Newborn screening, Second-tier test, Mass spectrometry, Immunoassay, Inherited metabolic diseases, Cystic fibrosis, Lysosomal diseases, X-ALD, Congenital adrenal hyperplasia, Severe combined immunodeficiency

Abstract

Background: Newborn screening programmes (NBSP) have experienced a qualitative breakthrough
due to the implementation of tandem mass spectrometry. However, the tests used give rise to false positives (FP) generating an excessive request for second samples with the consequent anxiety of the families. In order to avoid this problem several programmes have developed second-tier tests (2TT).

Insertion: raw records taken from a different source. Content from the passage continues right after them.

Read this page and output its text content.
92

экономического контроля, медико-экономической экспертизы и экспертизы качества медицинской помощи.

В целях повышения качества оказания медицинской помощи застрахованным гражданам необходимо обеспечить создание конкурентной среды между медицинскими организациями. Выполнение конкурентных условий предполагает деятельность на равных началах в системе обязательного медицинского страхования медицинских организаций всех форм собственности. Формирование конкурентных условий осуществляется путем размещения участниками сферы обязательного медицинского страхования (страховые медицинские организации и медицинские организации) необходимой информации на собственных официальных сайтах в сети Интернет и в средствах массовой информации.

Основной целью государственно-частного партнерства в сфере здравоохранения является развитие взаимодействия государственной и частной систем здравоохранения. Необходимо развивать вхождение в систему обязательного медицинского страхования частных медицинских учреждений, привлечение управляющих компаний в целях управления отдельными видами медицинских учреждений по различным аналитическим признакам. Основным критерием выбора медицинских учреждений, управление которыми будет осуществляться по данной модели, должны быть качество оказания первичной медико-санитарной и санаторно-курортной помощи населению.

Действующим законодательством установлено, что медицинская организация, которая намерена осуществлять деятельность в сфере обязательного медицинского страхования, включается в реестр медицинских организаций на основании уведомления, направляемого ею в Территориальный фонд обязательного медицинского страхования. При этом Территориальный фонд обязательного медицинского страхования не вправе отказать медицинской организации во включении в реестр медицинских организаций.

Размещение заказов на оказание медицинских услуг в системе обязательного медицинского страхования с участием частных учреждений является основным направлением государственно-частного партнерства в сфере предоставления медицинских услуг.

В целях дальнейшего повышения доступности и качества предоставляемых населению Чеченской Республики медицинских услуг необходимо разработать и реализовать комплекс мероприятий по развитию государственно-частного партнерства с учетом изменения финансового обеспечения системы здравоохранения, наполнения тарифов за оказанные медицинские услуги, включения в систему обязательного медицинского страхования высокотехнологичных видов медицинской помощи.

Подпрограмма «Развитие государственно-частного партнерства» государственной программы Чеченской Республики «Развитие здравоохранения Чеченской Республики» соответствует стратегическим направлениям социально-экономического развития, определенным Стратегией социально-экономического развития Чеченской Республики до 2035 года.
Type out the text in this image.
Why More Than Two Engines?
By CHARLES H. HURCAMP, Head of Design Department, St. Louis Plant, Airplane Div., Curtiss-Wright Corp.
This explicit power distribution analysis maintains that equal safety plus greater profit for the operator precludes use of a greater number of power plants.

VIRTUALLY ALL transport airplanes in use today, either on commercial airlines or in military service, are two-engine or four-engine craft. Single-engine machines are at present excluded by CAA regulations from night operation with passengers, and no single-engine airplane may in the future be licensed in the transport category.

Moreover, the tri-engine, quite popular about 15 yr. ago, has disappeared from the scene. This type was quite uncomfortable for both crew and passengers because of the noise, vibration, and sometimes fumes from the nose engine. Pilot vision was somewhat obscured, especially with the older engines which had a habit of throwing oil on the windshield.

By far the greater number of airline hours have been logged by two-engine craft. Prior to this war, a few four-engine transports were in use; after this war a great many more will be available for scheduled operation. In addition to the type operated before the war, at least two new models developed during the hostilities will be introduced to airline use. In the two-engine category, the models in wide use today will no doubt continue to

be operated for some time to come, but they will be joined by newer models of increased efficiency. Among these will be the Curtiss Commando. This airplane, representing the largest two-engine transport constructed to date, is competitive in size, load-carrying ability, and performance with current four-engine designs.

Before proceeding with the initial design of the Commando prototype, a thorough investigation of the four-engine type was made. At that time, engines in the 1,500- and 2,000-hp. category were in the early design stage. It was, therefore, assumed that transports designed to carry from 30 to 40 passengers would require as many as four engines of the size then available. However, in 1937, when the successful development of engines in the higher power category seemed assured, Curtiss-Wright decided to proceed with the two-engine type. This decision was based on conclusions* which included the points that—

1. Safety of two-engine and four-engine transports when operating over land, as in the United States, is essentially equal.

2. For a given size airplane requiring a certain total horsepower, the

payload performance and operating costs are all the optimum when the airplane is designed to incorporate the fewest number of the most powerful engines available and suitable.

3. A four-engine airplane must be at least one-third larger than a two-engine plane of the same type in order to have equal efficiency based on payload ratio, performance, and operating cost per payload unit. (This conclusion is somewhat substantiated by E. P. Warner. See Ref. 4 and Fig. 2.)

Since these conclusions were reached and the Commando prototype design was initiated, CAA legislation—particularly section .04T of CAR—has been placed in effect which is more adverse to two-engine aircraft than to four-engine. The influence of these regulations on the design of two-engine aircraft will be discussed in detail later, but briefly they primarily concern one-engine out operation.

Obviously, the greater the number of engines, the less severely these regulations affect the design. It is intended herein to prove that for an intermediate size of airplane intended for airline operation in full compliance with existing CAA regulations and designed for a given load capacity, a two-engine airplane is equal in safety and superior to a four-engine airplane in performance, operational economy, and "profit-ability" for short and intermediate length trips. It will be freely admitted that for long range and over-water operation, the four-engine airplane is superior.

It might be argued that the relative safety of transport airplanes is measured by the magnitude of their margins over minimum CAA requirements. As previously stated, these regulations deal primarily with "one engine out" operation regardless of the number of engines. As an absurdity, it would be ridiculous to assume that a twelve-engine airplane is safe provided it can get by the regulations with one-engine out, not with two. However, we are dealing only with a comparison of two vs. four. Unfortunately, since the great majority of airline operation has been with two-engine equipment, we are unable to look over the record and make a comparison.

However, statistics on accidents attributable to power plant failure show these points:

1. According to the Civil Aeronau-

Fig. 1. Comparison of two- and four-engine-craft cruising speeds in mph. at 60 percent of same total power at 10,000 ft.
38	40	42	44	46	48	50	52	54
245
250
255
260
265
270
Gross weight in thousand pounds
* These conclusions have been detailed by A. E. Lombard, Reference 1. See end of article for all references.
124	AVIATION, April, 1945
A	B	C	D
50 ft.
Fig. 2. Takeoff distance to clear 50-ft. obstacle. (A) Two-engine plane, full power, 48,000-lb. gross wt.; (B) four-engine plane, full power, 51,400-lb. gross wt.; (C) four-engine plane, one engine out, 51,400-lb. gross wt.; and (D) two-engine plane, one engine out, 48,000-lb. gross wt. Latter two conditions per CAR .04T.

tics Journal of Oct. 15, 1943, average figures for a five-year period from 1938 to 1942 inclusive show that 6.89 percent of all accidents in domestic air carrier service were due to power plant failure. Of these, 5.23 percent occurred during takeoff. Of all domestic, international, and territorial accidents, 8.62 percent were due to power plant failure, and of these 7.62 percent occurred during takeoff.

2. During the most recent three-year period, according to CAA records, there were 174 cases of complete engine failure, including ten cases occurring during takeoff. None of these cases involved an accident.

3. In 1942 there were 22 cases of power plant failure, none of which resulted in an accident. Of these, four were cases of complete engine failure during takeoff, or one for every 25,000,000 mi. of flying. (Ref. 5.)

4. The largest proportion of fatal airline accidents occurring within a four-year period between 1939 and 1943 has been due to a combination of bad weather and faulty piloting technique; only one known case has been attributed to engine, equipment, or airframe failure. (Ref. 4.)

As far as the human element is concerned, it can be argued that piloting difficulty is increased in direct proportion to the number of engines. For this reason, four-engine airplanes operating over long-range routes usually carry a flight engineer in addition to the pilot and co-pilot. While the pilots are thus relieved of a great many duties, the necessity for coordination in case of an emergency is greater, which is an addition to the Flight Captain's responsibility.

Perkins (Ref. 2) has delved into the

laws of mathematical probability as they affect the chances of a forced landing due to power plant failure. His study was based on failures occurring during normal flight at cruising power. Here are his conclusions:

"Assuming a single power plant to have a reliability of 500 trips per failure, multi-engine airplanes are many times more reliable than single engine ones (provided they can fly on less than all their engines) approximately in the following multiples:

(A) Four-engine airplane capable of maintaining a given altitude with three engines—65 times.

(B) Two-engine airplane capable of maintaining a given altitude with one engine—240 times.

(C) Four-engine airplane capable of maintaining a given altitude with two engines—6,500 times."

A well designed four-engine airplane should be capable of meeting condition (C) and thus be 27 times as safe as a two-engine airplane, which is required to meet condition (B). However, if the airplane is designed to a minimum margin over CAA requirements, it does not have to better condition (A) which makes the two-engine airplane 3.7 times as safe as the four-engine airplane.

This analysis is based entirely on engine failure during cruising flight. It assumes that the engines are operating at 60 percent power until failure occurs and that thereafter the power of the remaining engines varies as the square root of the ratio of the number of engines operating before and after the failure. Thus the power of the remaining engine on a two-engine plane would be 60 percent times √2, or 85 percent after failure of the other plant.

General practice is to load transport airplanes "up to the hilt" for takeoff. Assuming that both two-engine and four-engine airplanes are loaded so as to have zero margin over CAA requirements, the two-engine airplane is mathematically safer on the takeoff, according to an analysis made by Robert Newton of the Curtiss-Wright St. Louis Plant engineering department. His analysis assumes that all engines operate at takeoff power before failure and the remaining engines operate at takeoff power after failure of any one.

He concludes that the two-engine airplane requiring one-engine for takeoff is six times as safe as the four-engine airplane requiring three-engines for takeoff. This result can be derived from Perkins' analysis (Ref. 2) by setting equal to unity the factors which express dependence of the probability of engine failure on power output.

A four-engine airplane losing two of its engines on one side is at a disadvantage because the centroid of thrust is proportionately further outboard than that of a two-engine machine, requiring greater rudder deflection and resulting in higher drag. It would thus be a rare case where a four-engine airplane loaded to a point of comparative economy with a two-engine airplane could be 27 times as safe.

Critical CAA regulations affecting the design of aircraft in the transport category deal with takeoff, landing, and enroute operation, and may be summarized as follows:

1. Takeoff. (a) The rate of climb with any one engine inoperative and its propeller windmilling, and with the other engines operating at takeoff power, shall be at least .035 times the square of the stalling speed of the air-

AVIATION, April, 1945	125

Methods: This article presents our experience in the implementation of 2TT in the NBSP of Catalonia, as well as in other international programmes.
Results: From 2004 to the present, 2TT tests have been developed for more than 30 diseases. The use of 2TT helps to decrease the FP rate and increase the positive predictive value (PPV). In the NBSP of Catalonia, the implementation of 2TT for the detection of methylmalonic and propionic acidemias, homocystinurias, maple syrup disease and citrulinaemia, has managed to increase the PPV to 95% and decrease the PF rate to less than 0.01%. In cystic fibrosis, the application of 2TT slightly increases PPV but with a significant decrease in the request for second samples and in the number of cases referred to clinical units.
Conclusions: The introduction of 2TT in the NBSP allows to reduce considerably the FP, decreases the number of requested samples, as well as both anxiety and stress of the families, at the same time that the hospital costs are reduced and the PPV is increased, improving notably the efficiency of the NBSP.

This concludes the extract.